My signature is created one letter at a time, using the Palmer style of cursive (just like we all saw arrayed above the chalkboard in elementary school sixty years ago). Sometimes, when I’m feeling ambitious, I take a little extra time and make the letters look joined up.

Speaking of elementary school, I always sucked when it came to labeling the countries on pre-drawn maps of Africa and South America (way to bring us back to the topic of geography, @kaylasdad!).

My very first obsession in life was geography and memorizing national profiles the way most kids do baseball cards. My real obsession was knowing what resources were available and where and then trying to figure out how they could be equally distributed so there would be no poor starving people. Everyone thought I was so weird I had to suppress that obsession. That went from age 6 to about 12. Encyclopedias were my only source.

I grew up near a “crick”. Everyone, young or old, would say “Goin’ down by the crick.”

But if we used the name of the crick, it was "Harmony Creek", and the street that paralleled it was “Harmony Creek Parkway.”

You need to monetize that somehow!

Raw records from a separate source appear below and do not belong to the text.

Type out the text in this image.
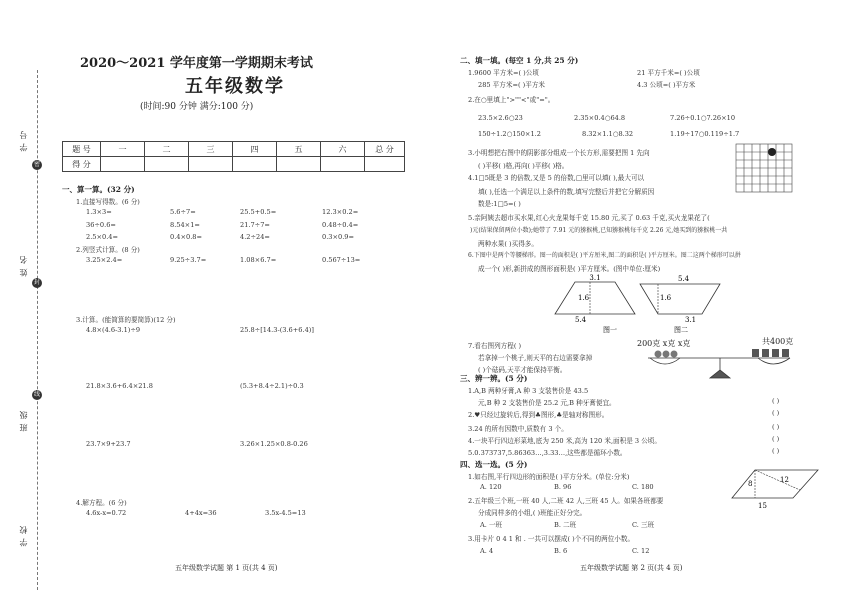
密
封
线
学 号
姓 名
班 级
学 校
2020～2021 学年度第一学期期末考试
五年级数学
(时间:90 分钟 满分:100 分)
题 号	一	二	三	四	五	六	总 分
得 分							
一、算一算。(32 分)
1.直接写得数。(6 分)
1.3×3=	5.6÷7=	25.5+0.5=	12.3×0.2=
36÷0.6=	8.54×1=	21.7÷7=	0.48÷0.4=
2.5×0.4=	0.4×0.8=	4.2÷24=	0.3×0.9=
2.列竖式计算。(8 分)
3.25×2.4=	9.25÷3.7=	1.08×6.7=	0.567÷13=
3.计算。(能简算的要简算)(12 分)
4.8×(4.6-3.1)÷9	25.8÷[14.3-(3.6+6.4)]
21.8×3.6+6.4×21.8	(5.3+8.4÷2.1)÷0.3
23.7×9+23.7	3.26×1.25×0.8-0.26
4.解方程。(6 分)
4.6x-x=0.72	4+4x=36	3.5x-4.5=13
五年级数学试题 第 1 页(共 4 页)
二、填一填。(每空 1 分,共 25 分)
1.9600 平方米=( )公顷	21 平方千米=( )公顷
285 平方米=( )平方米	4.3 公顷=( )平方米
2.在○里填上">""<"或"="。
23.5×2.6○23	2.35×0.4○64.8	7.26÷0.1○7.26×10
150÷1.2○150×1.2	8.32×1.1○8.32	1.19÷17○0.119÷1.7
3.小明想把右图中的阴影部分组成一个长方形,需要把图 1 先向
( )平移( )格,再向( )平移( )格。
4.1□5既是 3 的倍数,又是 5 的倍数,□里可以填( ),最大可以
填( ),任选一个满足以上条件的数,填写完整后并把它分解质因
数是:1□5=( )
5.亲阿姨去超市买水果,红心火龙果每千克 15.80 元,买了 0.63 千克,买火龙果花了(
)元(结果保留两位小数);她带了 7.91 元的猕猴桃,已知猕猴桃每千克 2.26 元,她买到的猕猴桃一共
两种水果( )买得多。
6.下图中是两个等腰梯形。图一的面积是( )平方厘米,图二的面积是( )平方厘米。图二这两个梯形可以拼
成一个( )形,新拼成的图形面积是( )平方厘米。(图中单位:厘米)
3.1
1.6
5.4
图一
5.4
1.6
3.1
图二
7.看右图列方程( )
若拿掉一个桃子,则天平的右边需要拿掉
( )个砝码,天平才能保持平衡。
200克 x克 x克	共400克
三、辨一辨。(5 分)
1.A,B 两种牙膏,A 种 3 支装售价是 43.5
元,B 种 2 支装售价是 25.2 元,B 种牙膏便宜。
2.♥只经过旋转后,得到♣图形,♣是轴对称图形。
3.24 的所有因数中,质数有 3 个。
4.一块平行四边形菜地,底为 250 米,高为 120 米,面积是 3 公顷。
5.0.373737,5.86363…,3.33…,这些都是循环小数。
( )
( )
( )
( )
( )
四、选一选。(5 分)
1.如右图,平行四边形的面积是( )平方分米。(单位:分米)
A. 120	B. 96	C. 180	8	12
15
2.五年级三个班,一班 40 人,二班 42 人,三班 45 人。如果各班都要
分成同样多的小组,( )班能正好分完。
A. 一班	B. 二班	C. 三班
3.用卡片 0 4 1 和 . 一共可以摆成( )个不同的两位小数。
A. 4	B. 6	C. 12
五年级数学试题 第 2 页(共 4 页)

At least get hired by the Minnesota State Fair to stand outside the Apple Pavillion…

Well, that’s become a No-Longer-A-Problem!

My kid takes one look at a card from grandma (who, though pushing 100, still writes beautiful cursive with a fountain pen) and says “She wrote in code again. Can you read it to me?”

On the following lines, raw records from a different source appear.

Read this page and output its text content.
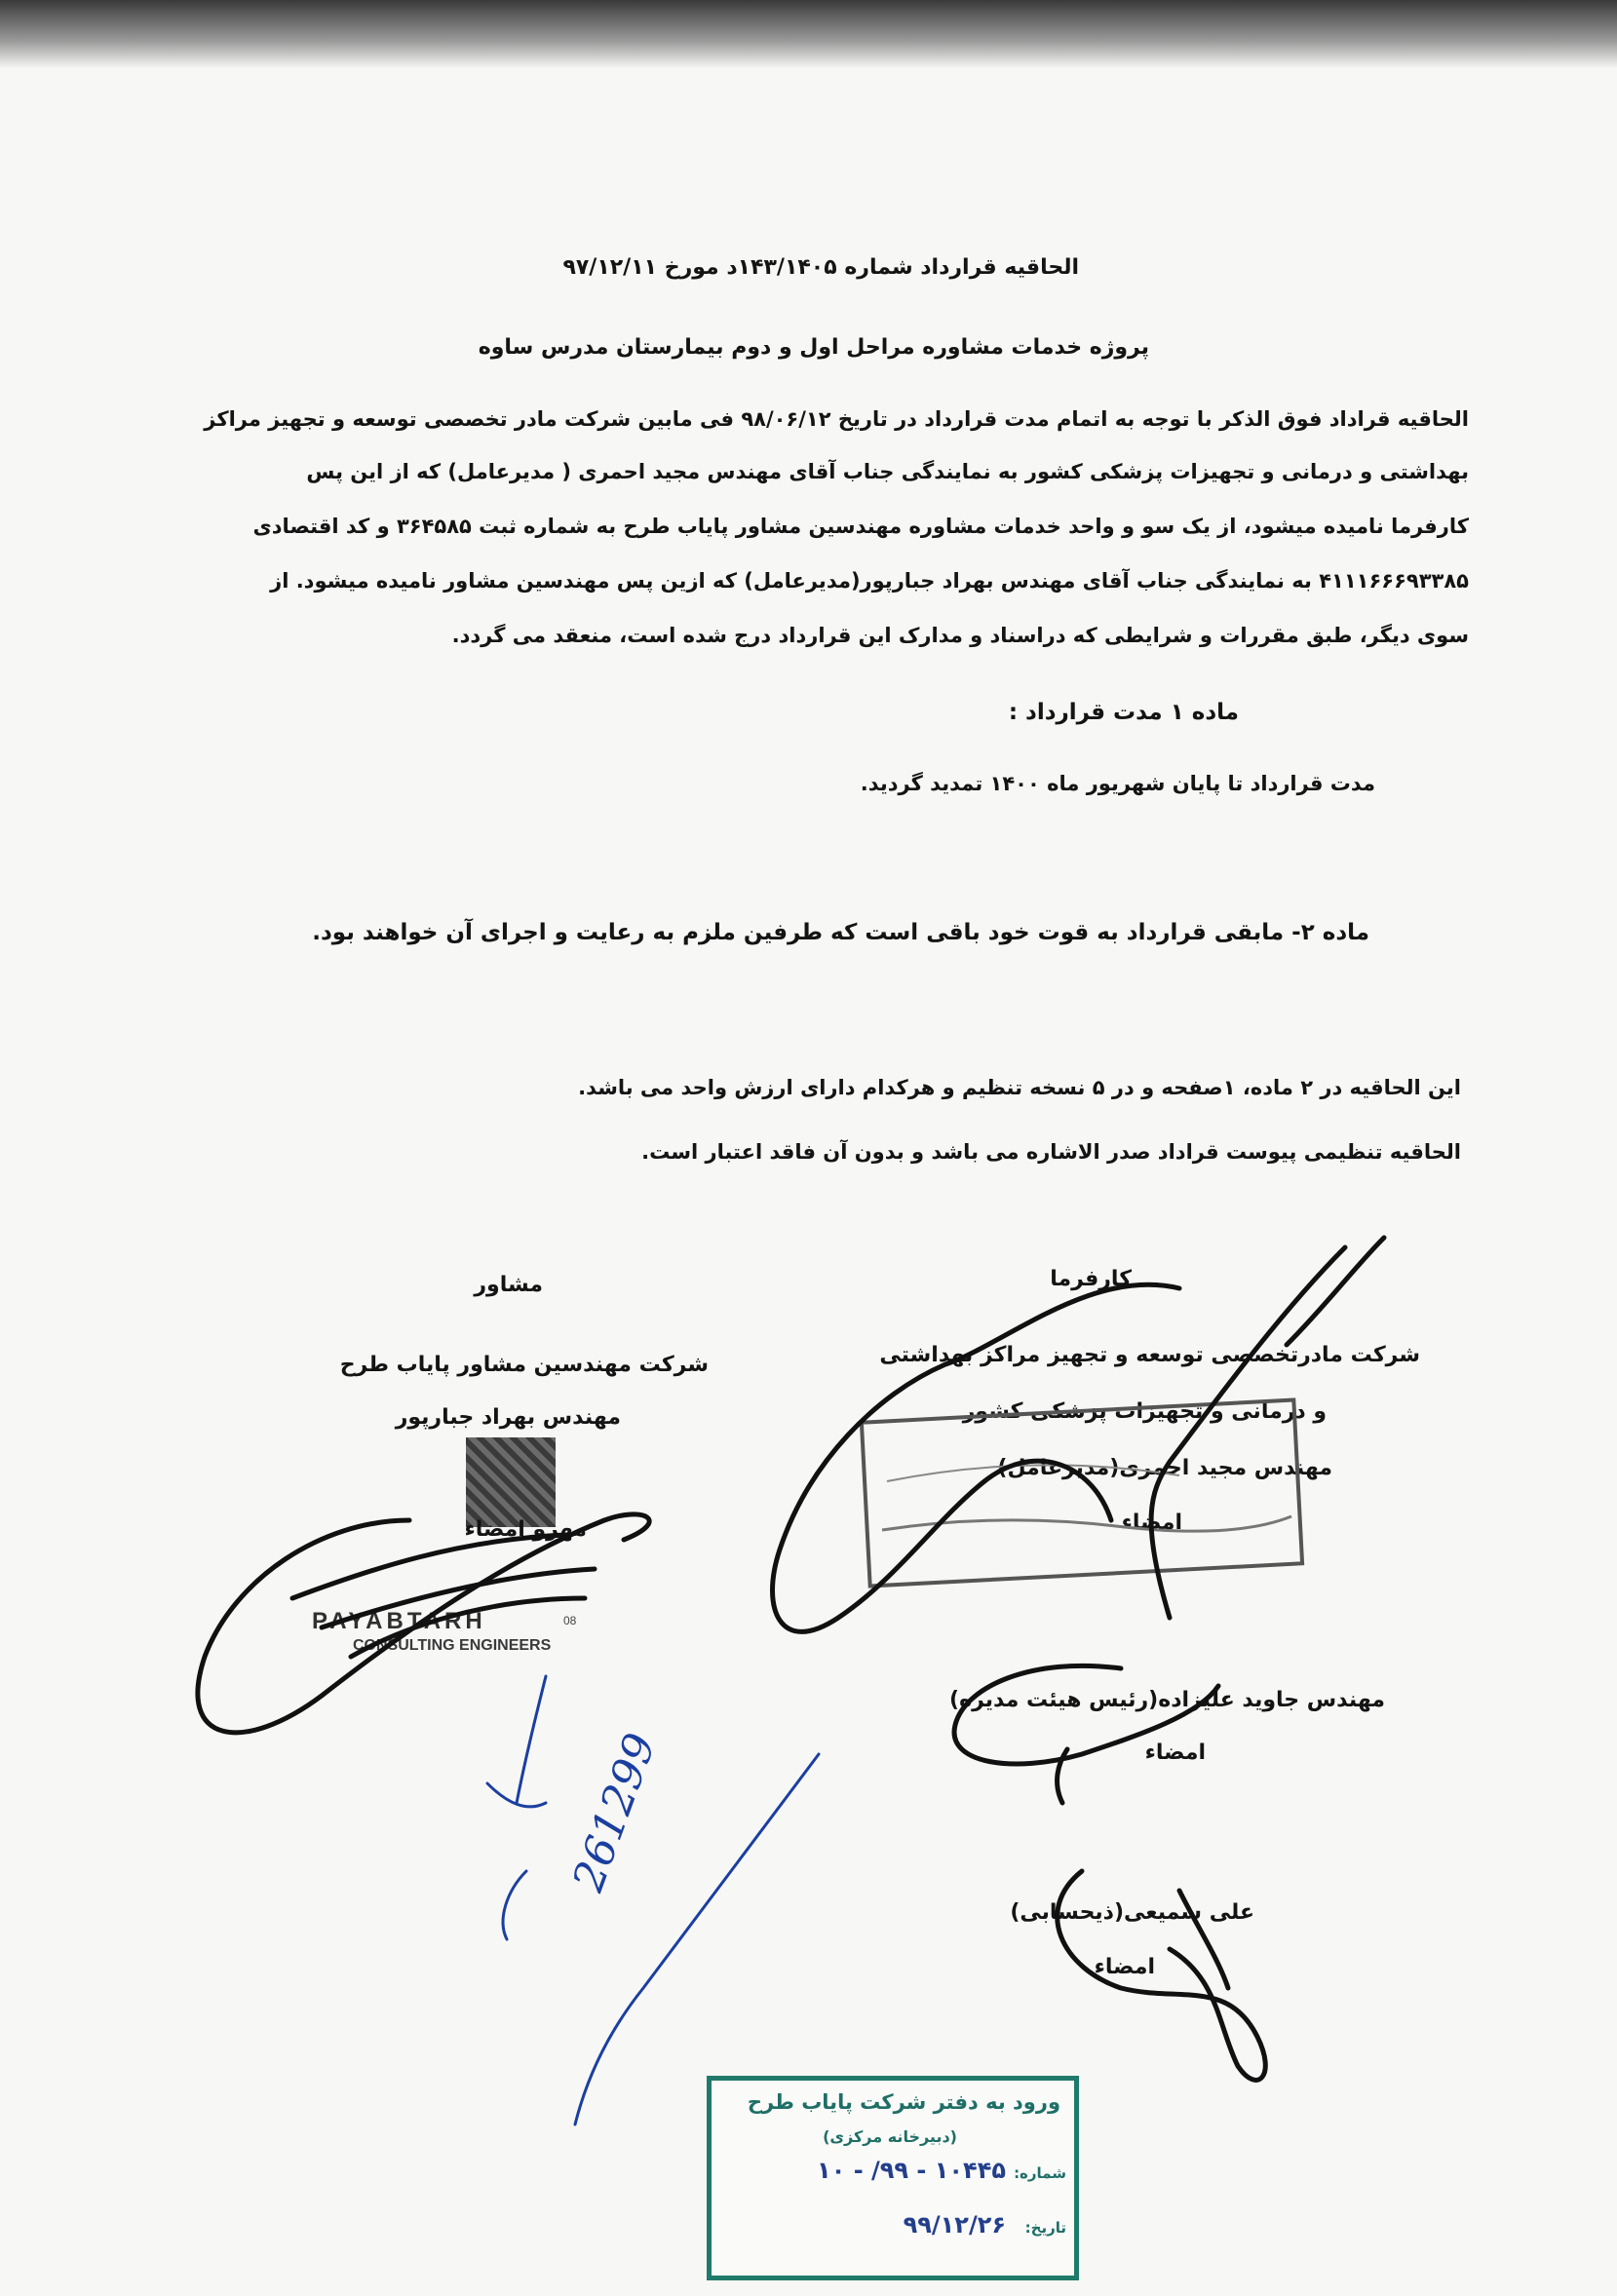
الحاقیه قرارداد شماره ۱۴۳/۱۴۰۵د مورخ ۹۷/۱۲/۱۱
پروژه خدمات مشاوره مراحل اول و دوم بیمارستان مدرس ساوه
الحاقیه قراداد فوق الذکر با توجه به اتمام مدت قرارداد در تاریخ ۹۸/۰۶/۱۲ فی مابین شرکت مادر تخصصی توسعه و تجهیز مراکز
بهداشتی و درمانی و تجهیزات پزشکی کشور به نمایندگی جناب آقای مهندس مجید احمری ( مدیرعامل) که از این پس
کارفرما نامیده میشود، از یک سو و واحد خدمات مشاوره مهندسین مشاور پایاب طرح به شماره ثبت ۳۶۴۵۸۵ و کد اقتصادی
۴۱۱۱۶۶۶۹۳۳۸۵ به نمایندگی جناب آقای مهندس بهراد جبارپور(مدیرعامل) که ازین پس مهندسین مشاور نامیده میشود. از
سوی دیگر، طبق مقررات و شرایطی که دراسناد و مدارک این قرارداد درج شده است، منعقد می گردد.
ماده ۱ مدت قرارداد :
مدت قرارداد تا پایان شهریور ماه ۱۴۰۰ تمدید گردید.
ماده ۲- مابقی قرارداد به قوت خود باقی است که طرفین ملزم به رعایت و اجرای آن خواهند بود.
این الحاقیه در ۲ ماده، ۱صفحه و در ۵ نسخه تنظیم و هرکدام دارای ارزش واحد می باشد.
الحاقیه تنظیمی پیوست قراداد صدر الاشاره می باشد و بدون آن فاقد اعتبار است.
مشاور
شرکت مهندسین مشاور پایاب طرح
مهندس بهراد جبارپور
مهرو امضاء
PAYABTARH	08
CONSULTING ENGINEERS
کارفرما
شرکت مادرتخصصی توسعه و تجهیز مراکز بهداشتی
و درمانی و تجهیزات پزشکی کشور
مهندس مجید احمری(مدیرعامل)
امضاء
مهندس جاوید علیزاده(رئیس هیئت مدیره)
امضاء
علی سمیعی(ذیحسابی)
امضاء
261299
ورود به دفتر شرکت پایاب طرح
(دبیرخانه مرکزی)
شماره:
۱۰۴۴۵ - ۹۹/ - ۱۰
تاریخ:
۹۹/۱۲/۲۶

By the way, my millennial SIL’s signature was the last cursive he used, but that’s evolved to a straight line (hey, it works, and it’s quick)!

Can you tell me where I can score some gutta-percha?

Your local endodontist?

Oh, God… for some unholy reason one teacher spent way too much time in grade school quizzing us on the chief mineral exports from each country in South America.

To this day, when I hear “aluminum”, I think “And British Guiana exports bauxite!”

Curse you, Miss Sackett!

(Yeah, I’m old, it’s Guyana now, and they’ve since discovered crude oil reserves off their coast, so I’m sure that’s their major export now.)

I remember in elementary school, we had a big world map with little icons for all of the various sorts of resources found in various places: There were sheafs of wheat and ears of corn in the American midwest, symbols of ore and coal in the mountains, etc. I was very relieved to see that, of all of the little radiation-trefoil symbols they were using as an icon for uranium, none of them were found in the Soviet Union, which meant they’d have a hard time building very many nukes.

It never occurred to me that we just didn’t know where the Russian uranium mines were.